On 6/25/2017 5:07 PM, Donald Eastlake wrote:
> Hi Magnus,
> Thanks for the extensive review. See my responses below.
> On Thu, Jun 15, 2017 at 1:32 PM, Magnus Westerlund
> <> wrote:
>> Reviewer: Magnus Westerlund
>> Review result: Not Ready
>> Early review of draft-ietf-trill-over-ip-10
>> Reviewer: Magnus Westerlund
>> Review result: Not Ready
>> TSV-ART review comments:
>> I have set this to not ready as there are several issues, some significant that
>> could affect the protocol realization significantly. Some may be me missing
>> things in TRILL, I was not that familiar with it before this review and I have
>> only tried looking up things, not reading the whole earlier specifications. So
>> don't hesitate to push back and provide pointers to things that can resolve
>> issues. The authors and the WG clearly have thought about a lot of issues and
>> dealt with much already.
> OK. Hopefully we can resolve these one way or the other.
> ...
>> TCP Encapsulation issue
>> -----------------------
>> Section 5.6:
>> The TCP encapsulation appear to be missing an delimiter format allowing each
>> individual TRILL packet/payload to be read out of the TCP's byte stream. In
>> other words, a normal implementation has no way of ensuring that the TCP
>> payload starts with the start of a new TRILL payload. Multiple small TRILL
>> payloads may be included in the same TCP payload, and also only parts as TCP is
>> one way of dealing with TRILL packets that are larger than the IP+Encapsulation
>> MTU that actually will work.
>> This comment is based on that there appear to be no length fields included in
>> the TRILL header. The most straight forward delimiter is a 2-byte length field
>> for the TRILL payload to be encapsulated.
> Right. It might also be useful to include some sort of check field, as
> is done in BGP, to detect if you are out of sync in parsing the TCP
> stream.

There is nothing in BGP that ever assumes that TCP write boundaries are
preserved. BGP uses markers and length fields to create message
boundaries in TCP's bytestream. The same is needed here.

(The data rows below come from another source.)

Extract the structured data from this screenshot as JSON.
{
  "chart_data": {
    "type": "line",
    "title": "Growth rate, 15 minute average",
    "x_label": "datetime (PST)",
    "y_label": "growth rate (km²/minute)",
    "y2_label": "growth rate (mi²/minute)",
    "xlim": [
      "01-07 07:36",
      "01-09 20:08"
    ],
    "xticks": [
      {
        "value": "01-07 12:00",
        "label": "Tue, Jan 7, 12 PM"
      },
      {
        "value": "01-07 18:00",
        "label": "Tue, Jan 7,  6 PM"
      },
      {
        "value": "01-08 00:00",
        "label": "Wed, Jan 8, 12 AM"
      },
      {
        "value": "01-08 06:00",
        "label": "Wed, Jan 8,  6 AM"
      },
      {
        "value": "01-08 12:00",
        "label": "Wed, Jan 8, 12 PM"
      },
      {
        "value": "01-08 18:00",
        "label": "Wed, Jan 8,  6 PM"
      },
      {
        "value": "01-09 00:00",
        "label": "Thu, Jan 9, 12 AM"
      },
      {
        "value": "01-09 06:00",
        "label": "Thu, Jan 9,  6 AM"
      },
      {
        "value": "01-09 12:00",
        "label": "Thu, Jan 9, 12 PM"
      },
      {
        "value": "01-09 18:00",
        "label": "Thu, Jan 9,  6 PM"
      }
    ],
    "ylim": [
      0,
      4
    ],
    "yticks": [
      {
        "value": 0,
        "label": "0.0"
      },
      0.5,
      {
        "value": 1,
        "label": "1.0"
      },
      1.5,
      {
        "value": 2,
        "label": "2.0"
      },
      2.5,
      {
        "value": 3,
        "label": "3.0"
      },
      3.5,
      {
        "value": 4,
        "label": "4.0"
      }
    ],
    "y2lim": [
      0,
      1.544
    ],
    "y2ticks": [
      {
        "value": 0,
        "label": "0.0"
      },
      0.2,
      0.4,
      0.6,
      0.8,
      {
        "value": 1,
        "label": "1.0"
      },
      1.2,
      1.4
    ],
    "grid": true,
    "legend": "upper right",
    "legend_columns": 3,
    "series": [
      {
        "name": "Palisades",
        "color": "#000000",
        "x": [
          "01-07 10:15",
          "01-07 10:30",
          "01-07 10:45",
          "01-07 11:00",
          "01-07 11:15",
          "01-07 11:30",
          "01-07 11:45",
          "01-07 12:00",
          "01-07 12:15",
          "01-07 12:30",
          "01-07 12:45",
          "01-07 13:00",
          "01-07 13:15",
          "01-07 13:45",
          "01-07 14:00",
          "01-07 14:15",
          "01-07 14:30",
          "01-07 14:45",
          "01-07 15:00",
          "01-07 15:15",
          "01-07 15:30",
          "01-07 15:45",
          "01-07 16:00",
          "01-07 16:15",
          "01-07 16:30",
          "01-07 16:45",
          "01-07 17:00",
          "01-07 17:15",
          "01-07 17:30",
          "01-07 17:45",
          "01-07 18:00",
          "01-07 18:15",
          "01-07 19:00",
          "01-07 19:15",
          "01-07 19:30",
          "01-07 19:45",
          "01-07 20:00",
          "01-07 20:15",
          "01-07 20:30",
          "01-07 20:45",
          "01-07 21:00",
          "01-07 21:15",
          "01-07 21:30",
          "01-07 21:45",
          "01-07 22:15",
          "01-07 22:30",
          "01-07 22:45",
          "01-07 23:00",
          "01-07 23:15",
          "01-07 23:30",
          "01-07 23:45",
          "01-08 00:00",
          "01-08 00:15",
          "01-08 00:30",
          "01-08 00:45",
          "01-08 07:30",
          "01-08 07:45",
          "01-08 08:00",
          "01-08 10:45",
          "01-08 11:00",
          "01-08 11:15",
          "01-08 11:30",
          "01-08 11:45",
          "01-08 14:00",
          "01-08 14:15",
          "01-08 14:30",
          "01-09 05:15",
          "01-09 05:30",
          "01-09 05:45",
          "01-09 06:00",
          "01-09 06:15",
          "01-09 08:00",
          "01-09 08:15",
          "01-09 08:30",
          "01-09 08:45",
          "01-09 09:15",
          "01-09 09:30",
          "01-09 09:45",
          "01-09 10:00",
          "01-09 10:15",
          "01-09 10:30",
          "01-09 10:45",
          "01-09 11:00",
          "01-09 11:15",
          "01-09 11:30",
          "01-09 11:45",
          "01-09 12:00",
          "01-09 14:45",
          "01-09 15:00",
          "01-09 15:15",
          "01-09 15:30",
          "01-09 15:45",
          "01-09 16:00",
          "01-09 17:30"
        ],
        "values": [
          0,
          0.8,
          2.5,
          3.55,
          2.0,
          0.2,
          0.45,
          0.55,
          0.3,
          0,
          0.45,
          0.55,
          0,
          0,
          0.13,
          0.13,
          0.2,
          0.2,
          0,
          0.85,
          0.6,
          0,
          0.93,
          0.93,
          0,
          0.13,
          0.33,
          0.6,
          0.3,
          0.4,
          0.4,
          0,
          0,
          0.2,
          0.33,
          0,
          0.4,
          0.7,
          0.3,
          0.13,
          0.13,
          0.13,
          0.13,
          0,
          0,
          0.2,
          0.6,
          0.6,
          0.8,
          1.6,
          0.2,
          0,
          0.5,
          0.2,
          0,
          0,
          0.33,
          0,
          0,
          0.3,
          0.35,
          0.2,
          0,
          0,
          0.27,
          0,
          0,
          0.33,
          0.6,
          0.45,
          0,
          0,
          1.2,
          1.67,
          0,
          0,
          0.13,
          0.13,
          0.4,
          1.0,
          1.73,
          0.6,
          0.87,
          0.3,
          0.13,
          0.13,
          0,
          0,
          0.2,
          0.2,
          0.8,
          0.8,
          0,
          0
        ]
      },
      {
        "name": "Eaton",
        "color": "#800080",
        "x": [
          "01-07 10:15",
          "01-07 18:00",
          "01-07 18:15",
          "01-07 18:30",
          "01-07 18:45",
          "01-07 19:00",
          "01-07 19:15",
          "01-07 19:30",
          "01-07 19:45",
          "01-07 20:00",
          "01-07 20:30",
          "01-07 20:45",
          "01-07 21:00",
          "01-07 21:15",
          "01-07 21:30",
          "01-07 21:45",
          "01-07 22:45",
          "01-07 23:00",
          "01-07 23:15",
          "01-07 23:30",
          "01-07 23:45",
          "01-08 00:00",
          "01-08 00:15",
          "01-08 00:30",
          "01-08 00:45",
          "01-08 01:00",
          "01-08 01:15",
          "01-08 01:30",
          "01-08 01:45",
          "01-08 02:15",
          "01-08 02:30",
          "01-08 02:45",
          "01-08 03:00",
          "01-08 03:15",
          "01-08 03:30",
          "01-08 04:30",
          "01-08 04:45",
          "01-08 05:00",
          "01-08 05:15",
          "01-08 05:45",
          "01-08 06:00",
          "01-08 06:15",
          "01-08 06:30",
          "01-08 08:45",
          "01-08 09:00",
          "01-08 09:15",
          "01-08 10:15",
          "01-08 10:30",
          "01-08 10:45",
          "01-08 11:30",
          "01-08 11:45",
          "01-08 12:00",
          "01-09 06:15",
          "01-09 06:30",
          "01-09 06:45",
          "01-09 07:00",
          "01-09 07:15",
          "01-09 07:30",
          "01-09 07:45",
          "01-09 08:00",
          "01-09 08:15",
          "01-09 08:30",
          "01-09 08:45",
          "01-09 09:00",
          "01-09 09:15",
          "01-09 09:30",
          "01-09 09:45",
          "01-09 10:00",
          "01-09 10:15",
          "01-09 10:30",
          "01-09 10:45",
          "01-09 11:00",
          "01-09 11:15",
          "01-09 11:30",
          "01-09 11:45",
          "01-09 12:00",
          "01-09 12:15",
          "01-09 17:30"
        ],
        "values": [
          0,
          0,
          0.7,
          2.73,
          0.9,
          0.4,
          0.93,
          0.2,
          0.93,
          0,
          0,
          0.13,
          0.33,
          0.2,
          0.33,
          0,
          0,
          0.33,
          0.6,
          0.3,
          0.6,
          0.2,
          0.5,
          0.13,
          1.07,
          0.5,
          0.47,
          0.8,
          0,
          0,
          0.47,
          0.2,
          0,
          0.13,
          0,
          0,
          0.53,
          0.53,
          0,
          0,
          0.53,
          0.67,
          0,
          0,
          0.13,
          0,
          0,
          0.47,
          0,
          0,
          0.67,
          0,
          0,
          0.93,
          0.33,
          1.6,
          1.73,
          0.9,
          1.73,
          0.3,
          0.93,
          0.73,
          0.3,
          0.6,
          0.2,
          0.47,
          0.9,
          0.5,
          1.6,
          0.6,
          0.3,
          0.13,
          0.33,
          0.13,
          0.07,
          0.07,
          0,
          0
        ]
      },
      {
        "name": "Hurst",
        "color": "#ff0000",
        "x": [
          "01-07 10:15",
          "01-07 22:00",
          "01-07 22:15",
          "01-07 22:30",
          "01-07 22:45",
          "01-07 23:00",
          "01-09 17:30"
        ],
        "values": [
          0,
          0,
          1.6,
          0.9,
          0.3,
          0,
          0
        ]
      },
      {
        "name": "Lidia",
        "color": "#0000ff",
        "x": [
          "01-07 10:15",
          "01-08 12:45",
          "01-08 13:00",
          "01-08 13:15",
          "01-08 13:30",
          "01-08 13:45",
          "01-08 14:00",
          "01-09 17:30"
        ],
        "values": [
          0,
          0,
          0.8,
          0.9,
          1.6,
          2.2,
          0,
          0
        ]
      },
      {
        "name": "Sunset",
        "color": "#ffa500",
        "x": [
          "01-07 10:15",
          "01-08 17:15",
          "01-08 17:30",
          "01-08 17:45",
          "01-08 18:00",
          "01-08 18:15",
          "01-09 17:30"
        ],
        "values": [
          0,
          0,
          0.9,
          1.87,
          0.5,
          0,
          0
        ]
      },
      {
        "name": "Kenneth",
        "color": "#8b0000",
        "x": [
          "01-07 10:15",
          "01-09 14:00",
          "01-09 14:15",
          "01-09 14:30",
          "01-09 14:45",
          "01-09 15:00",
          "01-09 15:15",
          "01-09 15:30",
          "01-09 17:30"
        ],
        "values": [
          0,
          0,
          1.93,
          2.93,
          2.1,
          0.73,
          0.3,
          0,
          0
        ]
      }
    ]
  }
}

Note that BGP also never claims to craft TCP packets by 'encapsulating'
a BGP message in a TCP segment. That part of this document needs to be
removed - it not how TCP is ever used.

> Another point is that, while with UDP it seems fine to send packets
> with assorted QoS, you don't want to encourage re-ordering of TCP
> packets in a stream. So if TCP encapsulation is being used,
Again - please, NO. NEVER use this term.

> you want
> to use the same DSCP value for the packets in a particular TCP stream.
Again, this is nonsensical. TCP would set a DSCP for the connection,
never in different ways for individual segments of a connection.

> So, generally, you need to have a TCP connection per priority handling
> category. Mapping the 8 priority levels into a smaller number of
> handling categories is a normal thing to do so you certainly don't
> necessarily need 8 TCP connections. Adding material on this should not
> be too hard.
Perhaps, but please - again, please - omit any mention or implication
that this occurs via encapsulation.

If you want to use TCP, please use it properly.

>> Section 5.6:
>> TCP endpoint requirements. I do wonder if an application like TRILL actual
>> would need to discuss performance impacting implementation choices or
>> limitations. For example use of NAGLE, the requirements on buffer sizes in
>> relation to Bandwidth delay products, as buffer memory in a RBridge will impact
>> performance.
> Well, I'm not sure how deeply this document should get into such
> performance issues. What about just saying something about
> consideration being given to tuning TCP for performance and pointing
> to one or a few other RFCs that talk about this?
Because your use of TCP (even if changed to describe it correctly) isn't
listed in those TCP RFCs.

And it's not so simple - NAGLE helps performance for interactive systems
that use single-byte messages (e.g., telnet) and reduces the number of
outstanding "less than full" segments. When used for encapsulation,
turning NAGLE off is the right thing for multibyte messages (e.g., TRILL
messages) and can avoid the "gathering" delay (200 ms stalls when there
isn't enough source data - i.e., incoming TRILL packets - to keep up
with the outgoing segments), but could also generate a large number of
small segments (which can interfere with segment-based congestion
control, vs. ABC).

Unless you want a very poorly performing result, *THIS* is what you need
to drill down into.